そうなんだな。じゃあ、できるだけフランクに話すようにするよ。

~・~・~



(いや、ずいぶん前からフランクに話してくれってお願いしてただろ)



~・~・~

確かにそうだったね。じゃあ、もっとフランクな感じで話していくよ。

~・~・~



 ナーディラが咳払いをした。


「サイモンとお楽しみのところすまんが、ザラの体調が優れないようだ」


「えっ?!」


 ザラの頬は少し赤く、汗をダラダラと流している。少しボーッとしているようにも見える。


 俺の脳裏にホッサムのことが蘇る。


(サイモン、ザラの様子が少し変だ。顔が赤く、汗が多い。ボーッとしてるみたいだ)



~・~・~

ザラの症状、ちょっと心配だな。


発熱している可能性が高いし、脱水の兆候もありそうだ。病気か、疲労やストレスが原因かもしれない。水を飲ませて、できるだけ休ませた方がいい。


もし、症状が悪化するようなら、医者か薬師に見せた方がいいかも。

~・~・~



 ナーディラがザラを抱えて、これから向かう予定だった店に駆け出した。その方がイハブの家に戻るより早いと踏んだのだろう。


 店に飛び込むと、馴染みの店員が目を丸くして俺たちを出迎えた。


 店の奥の部屋にザラを寝かせて、水を飲ませてやる。


「この辺りじゃよく見る症状だね。水を飲んで涼しい場所で寝かせておけば元通りだよ。あんたたち、昼はまだだろう? 用意しておくよ」


 店員がそう言って部屋を出て行く。


「おねえちゃん、おにいちゃん、ありがとう……」


「気にするな。ゆっくり休め」


 ナーディラが優しい手つきでザラの額を撫でる。サレアの街で子供を引くほど叱りつけていたナーディラだが、本来は面倒見のいい人間なのだ。



 ナーディラは言っていた。


 ホッサムも彼とエスマの子供のアミルも同じ症状で亡くなった。その他にも同じ症状で亡くなるケースが多かったようだ。

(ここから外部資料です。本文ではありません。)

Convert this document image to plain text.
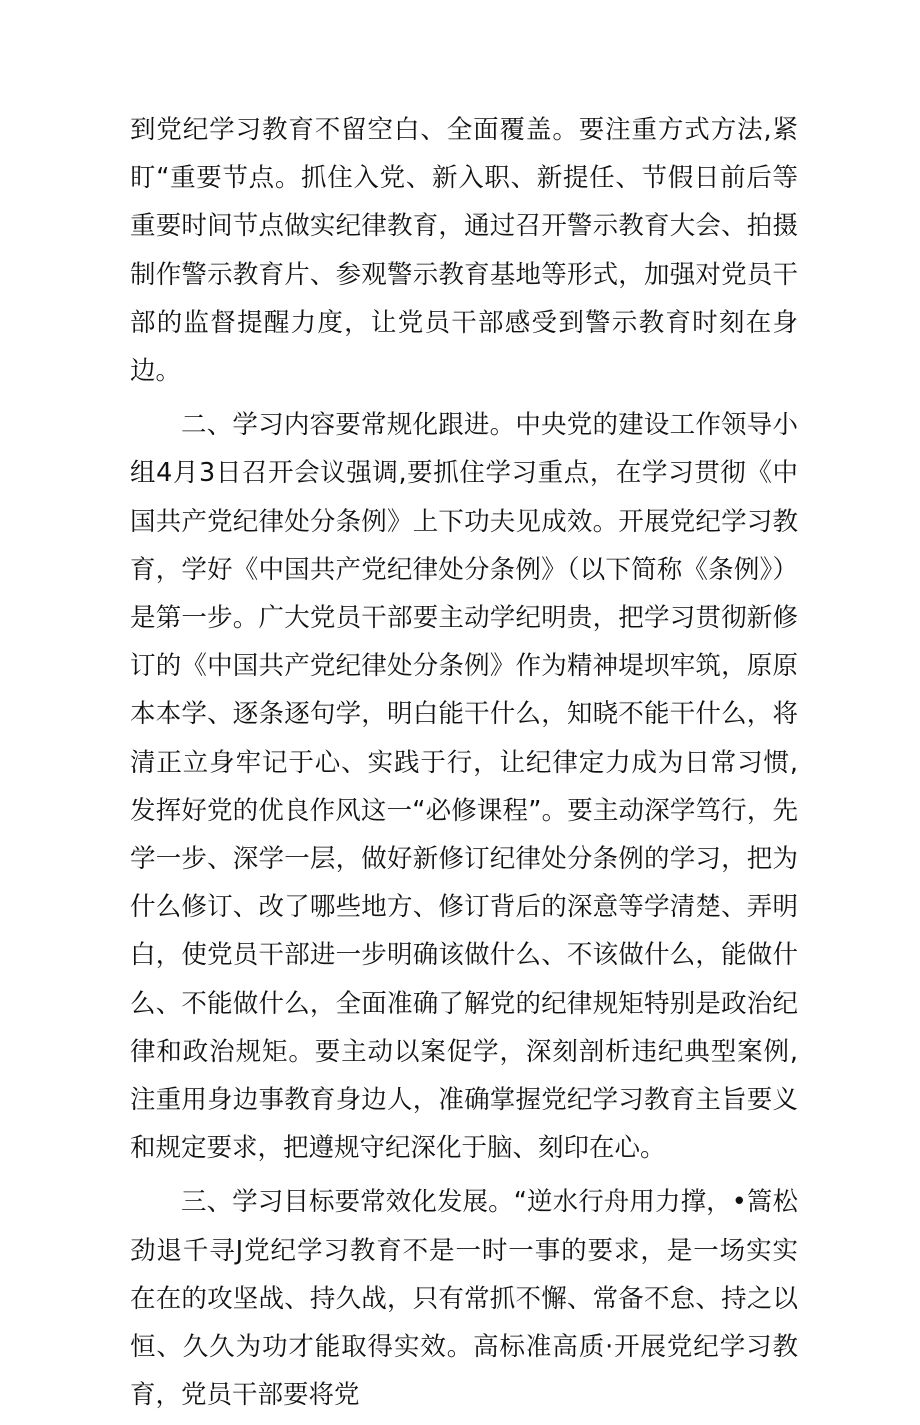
到党纪学习教育不留空白、全面覆盖。要注重方式方法,紧盯“重要节点。抓住入党、新入职、新提任、节假日前后等重要时间节点做实纪律教育，通过召开警示教育大会、拍摄制作警示教育片、参观警示教育基地等形式，加强对党员干部的监督提醒力度，让党员干部感受到警示教育时刻在身边。

二、学习内容要常规化跟进。中央党的建设工作领导小组4月3日召开会议强调,要抓住学习重点，在学习贯彻《中国共产党纪律处分条例》上下功夫见成效。开展党纪学习教育，学好《中国共产党纪律处分条例》（以下简称《条例》）是第一步。广大党员干部要主动学纪明贵，把学习贯彻新修订的《中国共产党纪律处分条例》作为精神堤坝牢筑，原原本本学、逐条逐句学，明白能干什么，知晓不能干什么，将清正立身牢记于心、实践于行，让纪律定力成为日常习惯,发挥好党的优良作风这一“必修课程”。要主动深学笃行，先学一步、深学一层，做好新修订纪律处分条例的学习，把为什么修订、改了哪些地方、修订背后的深意等学清楚、弄明白，使党员干部进一步明确该做什么、不该做什么，能做什么、不能做什么，全面准确了解党的纪律规矩特别是政治纪律和政治规矩。要主动以案促学，深刻剖析违纪典型案例,注重用身边事教育身边人，准确掌握党纪学习教育主旨要义和规定要求，把遵规守纪深化于脑、刻印在心。

三、学习目标要常效化发展。“逆水行舟用力撑，•篙松劲退千寻J党纪学习教育不是一时一事的要求，是一场实实在在的攻坚战、持久战，只有常抓不懈、常备不怠、持之以恒、久久为功才能取得实效。高标准高质·开展党纪学习教育，党员干部要将党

 ファラージたちはその原因を探ったようだが、分からなかったらしい。

 結局、呪いの類だという考えも生まれたが、どの仮説も浸透はせず、街では様々なウワサが噴出した。


 サレアの街はとある領主の領内にある街だ。ジャメの葉を模した紋章を掲げて街へやって来たのは領主の使節団だったようだ。


 領主は外部の人間が呪いを持ち込んだという仮説を立てていたらしい。

 だから、俺は領主の意に沿った騎士たちに拘束されたというわけだ。


 だが、ナーディラはその考えに反対だった。それでエミールと対立し、騎士の座を自ら降りたのだ。


 彼女は初め、俺が魔法でホッサムを苦しめたのだと勘違いしていたようだ。それで俺は目の敵にされていた。



 ザラの腹が鳴る。彼女は恥ずかしそうに笑った。


「もし何か食べられるなら、一緒にご飯を食べよう」


 俺がそう言うと、ザラは困ったように眉をハの字にした。


「おねえちゃんが……」


 ナーディラが腕を組む。


「そういえば、さっきも言っていたな。『おねえちゃんを助けたい』と」


 ザラは俺が制するのを無視して身体を起こした。